Belajar tentang bertahan hidup, ada beberapa hal di kota Sapporo yang mengajarkan kami untuk lebih berani, supel, dan tentunya berhati-hati.
  1. Sebagian masyarakat Jepang tidak mahir untuk berbicara aktif dalam bahasa Inggris dan mengerti percakapan dengan bahasa Inggris. Akhirnya, bahasa yang lebih sering gunakan adalah bahasa tubuh. Termasuk senyum :)). Nanti saya ceritain deh baiknya orang-orang Jepang.
  2. Susahnya mencari warung makan dan makanan yang menjual makanan halal. Hari pertama tiba di Sapporo, kami makan di sebuah warung makan cepat saji yang memiliki banyak cabang di negara lain termasuk Indonesia. Kami pesan chicken burger. Tapi kami dapat teguran sekaligus masukan dari salah seorang PPI Hokkaido. Beberapa ayam yang dijual di tempat makan cepat saji itu masih tergolong syubhat, karena kita gak tahu saat digoreng menggunakan minyak apa? Kemudian motong ayamnya mengucap basmallah atau tidak? Kemudian saat di masak apakah berbarengan atau dicampur dengan daging babi atau gak? Akhirnya kami kemana-mana membawa bekal roti dan onigiri. Alhamdulillahnya kami bisa menemukan warung makan Indonesia, walaupun harus jalan beberapa kilometer dulu untuk sampai kesana. Ditambah nyasar. Hahaha
  3. Sebagai agen rahmatan lil alamin kami mengusahakan untuk tetap tepat waktu untuk Sholat. Walaupun harus berwudhu di wastafel, berjalan kaki ke masjid yang jauh, atau membuat risih para penghuni hostel saat Shubuh karena tidak terbiasa bangun sepagi kami. Alhamdulillah, di kota Sapporo ada masjidnya lho.
  4. Keterbatasan uang, mahalnya biaya transportasi kemana-mana menjadikan kami harus kuat untuk berjalan kaki cukup jauh. Walaupun pedestriannya memang sudah sangat bagus dan menyenangkan untuk para pejalan kaki.
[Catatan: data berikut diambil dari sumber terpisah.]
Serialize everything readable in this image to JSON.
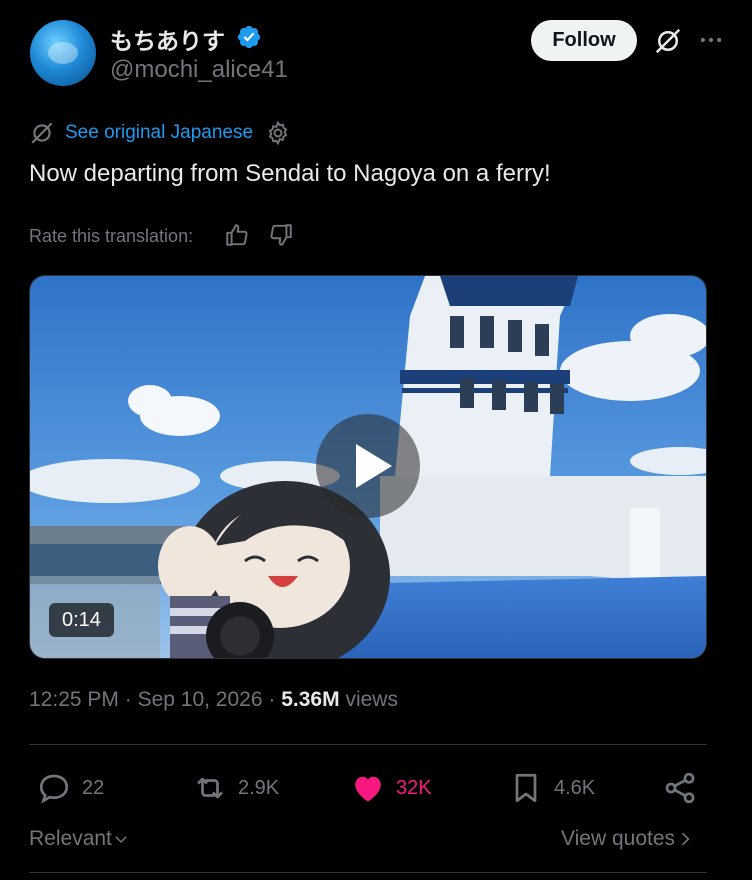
{
  "author": {
    "display_name": "もちありす",
    "handle": "@mochi_alice41",
    "verified": true,
    "follow_label": "Follow"
  },
  "translation": {
    "see_original_label": "See original Japanese",
    "translated_text": "Now departing from Sendai to Nagoya on a ferry!",
    "rate_label": "Rate this translation:"
  },
  "media": {
    "duration": "0:14"
  },
  "meta": {
    "time": "12:25 PM",
    "sep1": "·",
    "date": "Sep 10, 2026",
    "sep2": "·",
    "views_count": "5.36M",
    "views_label": "views"
  },
  "actions": {
    "replies": "22",
    "reposts": "2.9K",
    "likes": "32K",
    "bookmarks": "4.6K"
  },
  "footer": {
    "sort_label": "Relevant",
    "view_quotes_label": "View quotes"
  },
  "colors": {
    "accent": "#1d9bf0",
    "like": "#f91880",
    "muted": "#71767b"
  }
}
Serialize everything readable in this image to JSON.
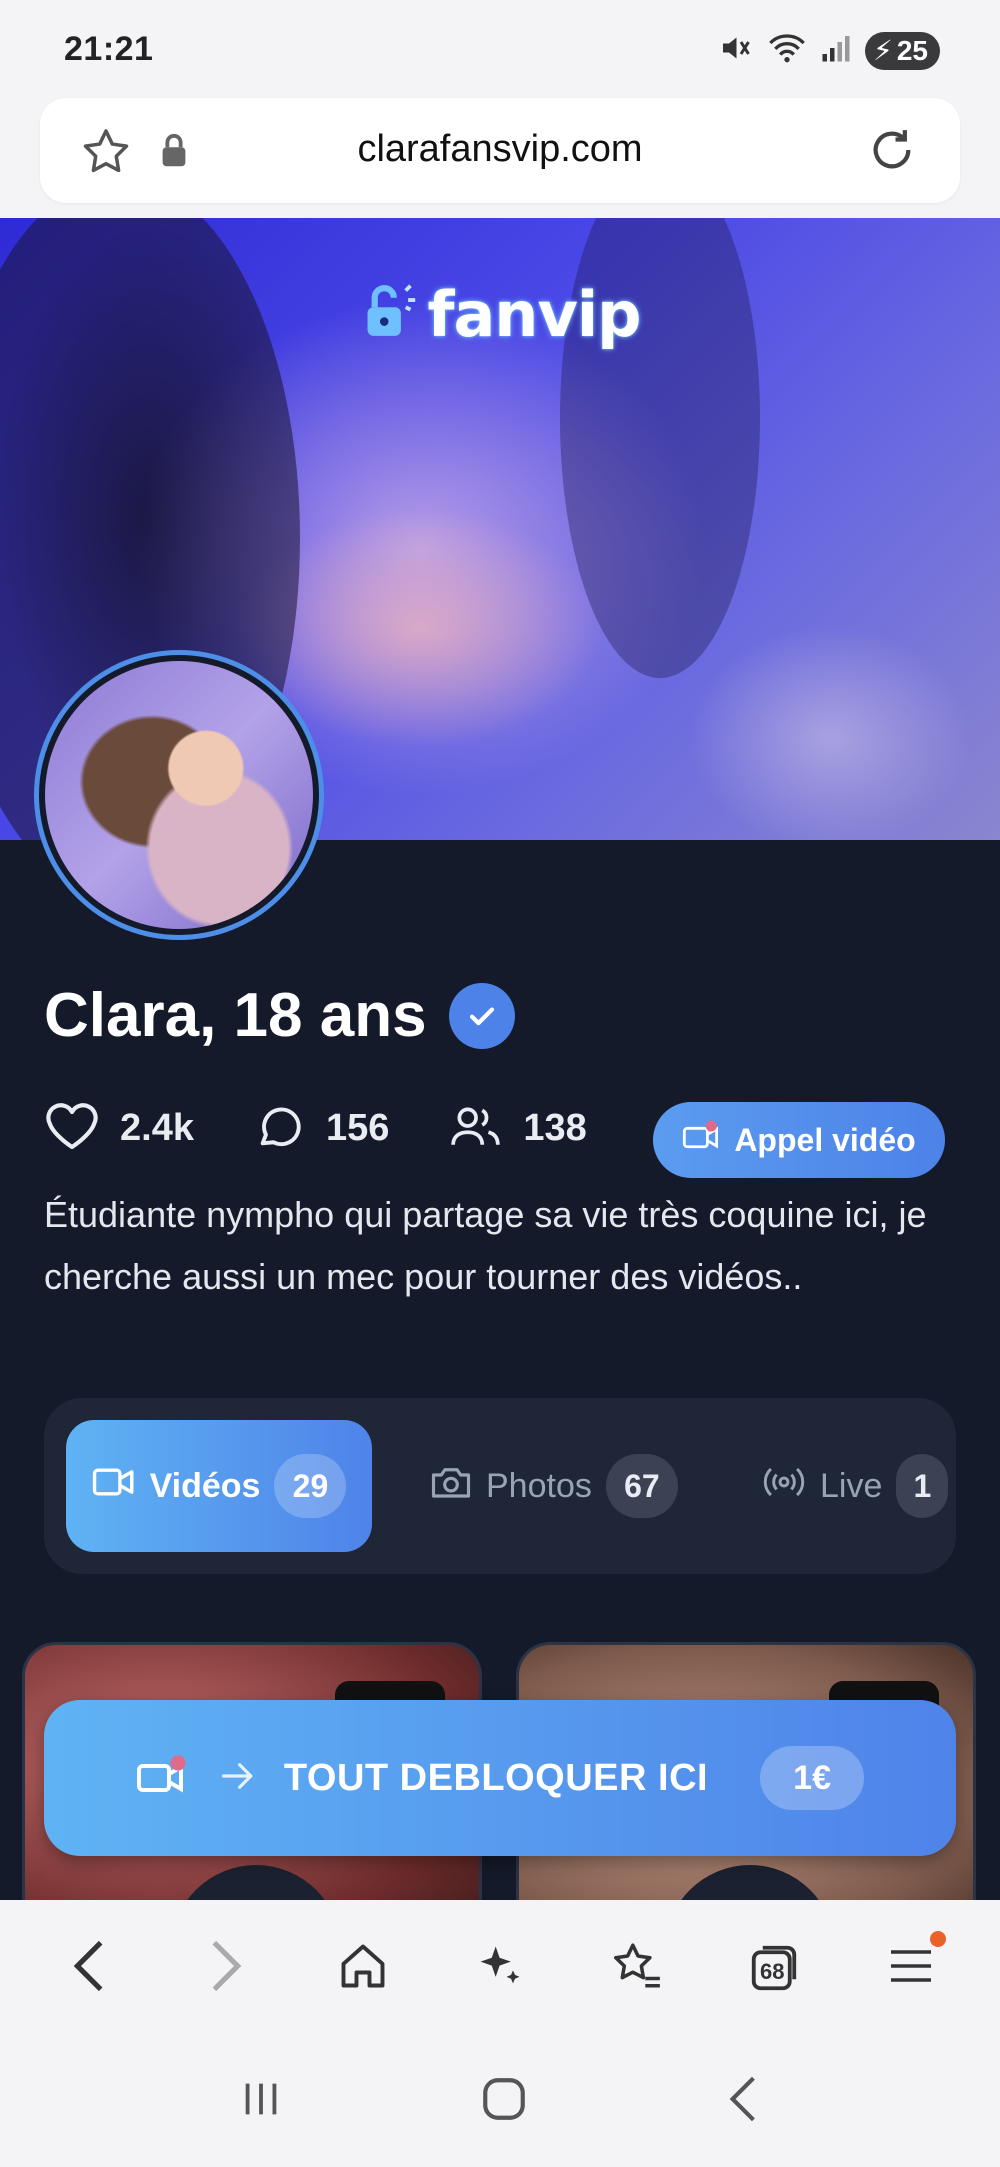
{
  "status_bar": {
    "time": "21:21",
    "battery": "25"
  },
  "url_bar": {
    "url": "clarafansvip.com"
  },
  "cover": {
    "brand": "fanvip"
  },
  "profile": {
    "call_button": "Appel vidéo",
    "name": "Clara, 18 ans",
    "stats": {
      "likes": "2.4k",
      "comments": "156",
      "followers": "138"
    },
    "bio": "Étudiante nympho qui partage sa vie très coquine ici, je cherche aussi un mec pour tourner des vidéos.."
  },
  "tabs": [
    {
      "label": "Vidéos",
      "count": "29"
    },
    {
      "label": "Photos",
      "count": "67"
    },
    {
      "label": "Live",
      "count": "1"
    }
  ],
  "unlock_banner": {
    "label": "TOUT DEBLOQUER ICI",
    "price": "1€"
  },
  "toolbar": {
    "tabs_count": "68"
  },
  "colors": {
    "accent": "#4f83e9",
    "page_bg": "#141a29",
    "online": "#3fbf55"
  }
}
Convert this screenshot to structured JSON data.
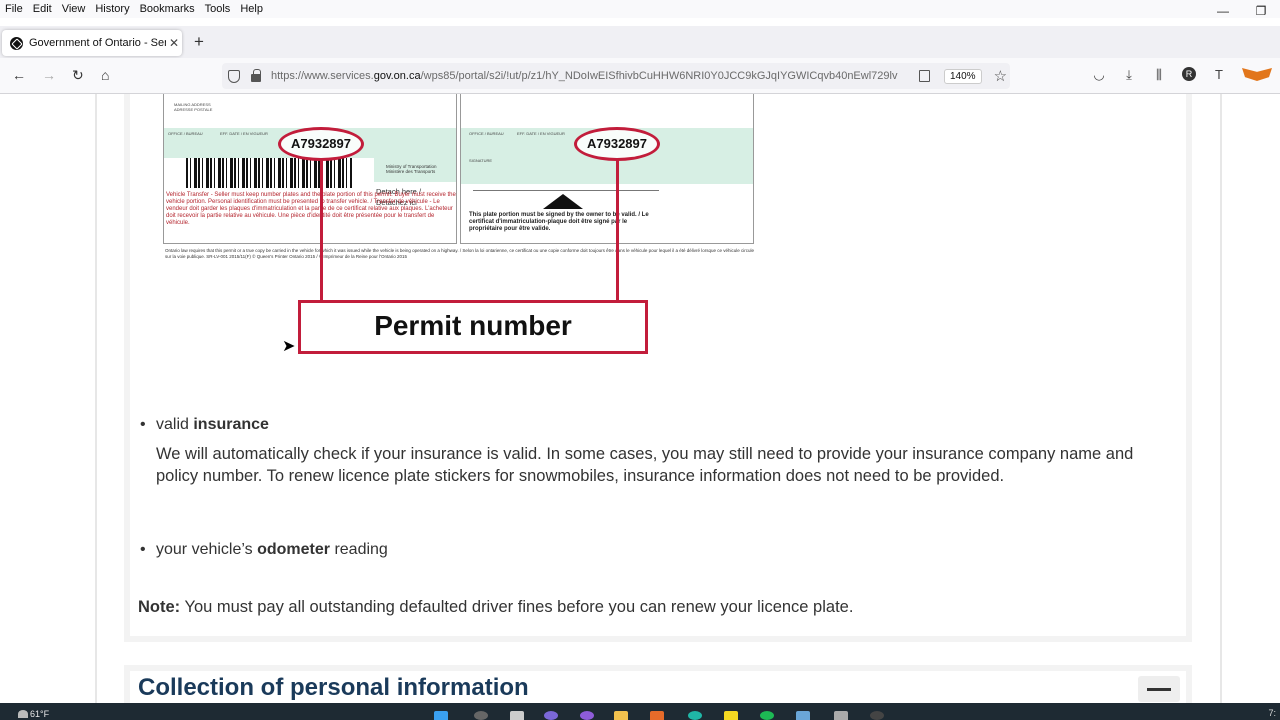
{
  "menu": [
    "File",
    "Edit",
    "View",
    "History",
    "Bookmarks",
    "Tools",
    "Help"
  ],
  "window_controls": {
    "minimize": "—",
    "restore": "❐"
  },
  "tab": {
    "title": "Government of Ontario - Servic",
    "close": "✕"
  },
  "new_tab": "+",
  "nav": {
    "back": "←",
    "forward": "→",
    "reload": "↻",
    "home": "⌂"
  },
  "url": {
    "host_prefix": "https://www.services.",
    "host": "gov.on.ca",
    "path": "/wps85/portal/s2i/!ut/p/z1/hY_NDoIwEISfhivbCuHHW6NRI0Y0JCC9kGJqIYGWICqvb40nEwl729lv"
  },
  "zoom": "140%",
  "toolbar_icons": [
    "pocket-icon",
    "download-icon",
    "library-icon",
    "account-icon",
    "translate-icon",
    "metamask-icon"
  ],
  "avatar_letter": "R",
  "figure": {
    "permit_number": "A7932897",
    "label": "Permit number",
    "detach": "Detach here /\nDétachez ici",
    "red_text": "Vehicle Transfer - Seller must keep number plates and the plate portion of this permit. Buyer must receive the vehicle portion. Personal identification must be presented to transfer vehicle. / Transfer de véhicule - Le vendeur doit garder les plaques d'immatriculation et la partie de ce certificat relative aux plaques. L'acheteur doit recevoir la partie relative au véhicule. Une pièce d'identité doit être présentée pour le transfert de véhicule.",
    "plate_text": "This plate portion must be signed by the owner to be valid. / Le certificat d'immatriculation-plaque doit être signé par le propriétaire pour être valide.",
    "ministry": "Ministry of Transportation\nMinistère des Transports",
    "footnote": "Ontario law requires that this permit or a true copy be carried in the vehicle for which it was issued while the vehicle is being operated on a highway. / Selon la loi ontarienne, ce certificat ou une copie conforme doit toujours être dans le véhicule pour lequel il a été délivré lorsque ce véhicule circule sur la voie publique. SR-LV-001 2015/11(F) © Queen's Printer Ontario 2015 / © Imprimeur de la Reine pour l'Ontario 2015",
    "mailing": "MAILING ADDRESS\nADRESSE POSTALE",
    "office": "OFFICE / BUREAU",
    "eff_date": "EFF. DATE / EN VIGUEUR",
    "signature": "SIGNATURE"
  },
  "content": {
    "b1_prefix": "valid ",
    "b1_bold": "insurance",
    "b1_para": "We will automatically check if your insurance is valid. In some cases, you may still need to provide your insurance company name and policy number. To renew licence plate stickers for snowmobiles, insurance information does not need to be provided.",
    "b2_prefix": "your vehicle’s ",
    "b2_bold": "odometer",
    "b2_suffix": " reading",
    "note_label": "Note:",
    "note_text": " You must pay all outstanding defaulted driver fines before you can renew your licence plate.",
    "section_heading": "Collection of personal information"
  },
  "taskbar": {
    "weather": "61°F",
    "clock": "7:"
  }
}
Bahkan saya pikir sebagian besar masyarakat Jepang pun berjalan kaki.
  5. Menahan hawa dingin yang menusuk tulang dengan alas kaki seadanya. Hehehe (kalau ini murni keteledoran kami). Sst ini loh gambar sendal yang menjadi teman bertahan dari dinginnya salju. 
Tara. Ini dia sendal yang dipakai untuk menjelajah sebagian kota Sapporo stau tahun silam

Dalam salah satu sesi presentasi karya ilmiah, seorang mahasiswa Hokkaido University berkebangsaan Indonesia, pak Puthut Prehantoro pernah mengajar di kepulauan paling utara Jepang lebih utara dari posisi perfektur Hokkaido. Beliau pernah mengatakan bahwa orang yang bisa bertahan hidup adalah mereka yang cepat beradaptasi dengan lingkungan disekitarnya. Di tempatnya beliau mengajar, suhunya lebih dingin daripada di Hokkaido. Saya ingat dia pernah berujar dalam ceritanya dengan bahasa Inggris, “Suhu disini lebih hangat, makanya saya tidak perlu menggunakan jaket tebal”. Pernyataan beliau sangat menarik dan terus saya ingat. Tanpa sadar justru pernyataan tersebut menjadi penguat bagi saya untuk bisa bertahan hidup dimanapun tempatnya. Tentu saja, dalam upaya bertahan itu kita juga berdoa mengharap Ridho Allah untuk menguatkan dan memampukan kita.

Begitulah...
Jepang, Perfektur Hokkaido, khususnya kota Sapporo mengajarkan tentang makna bertahan hidup. Bahwa Muslim harus kuat, entah itu musim panas, dingin, semi, gugur, atau penghujan. Bertahan bukan karena siapa dia tapi karena penghambaan kita padaNya, bertahan sekuatnya untuk tegaknya Dien, bertahan untuk iman kita.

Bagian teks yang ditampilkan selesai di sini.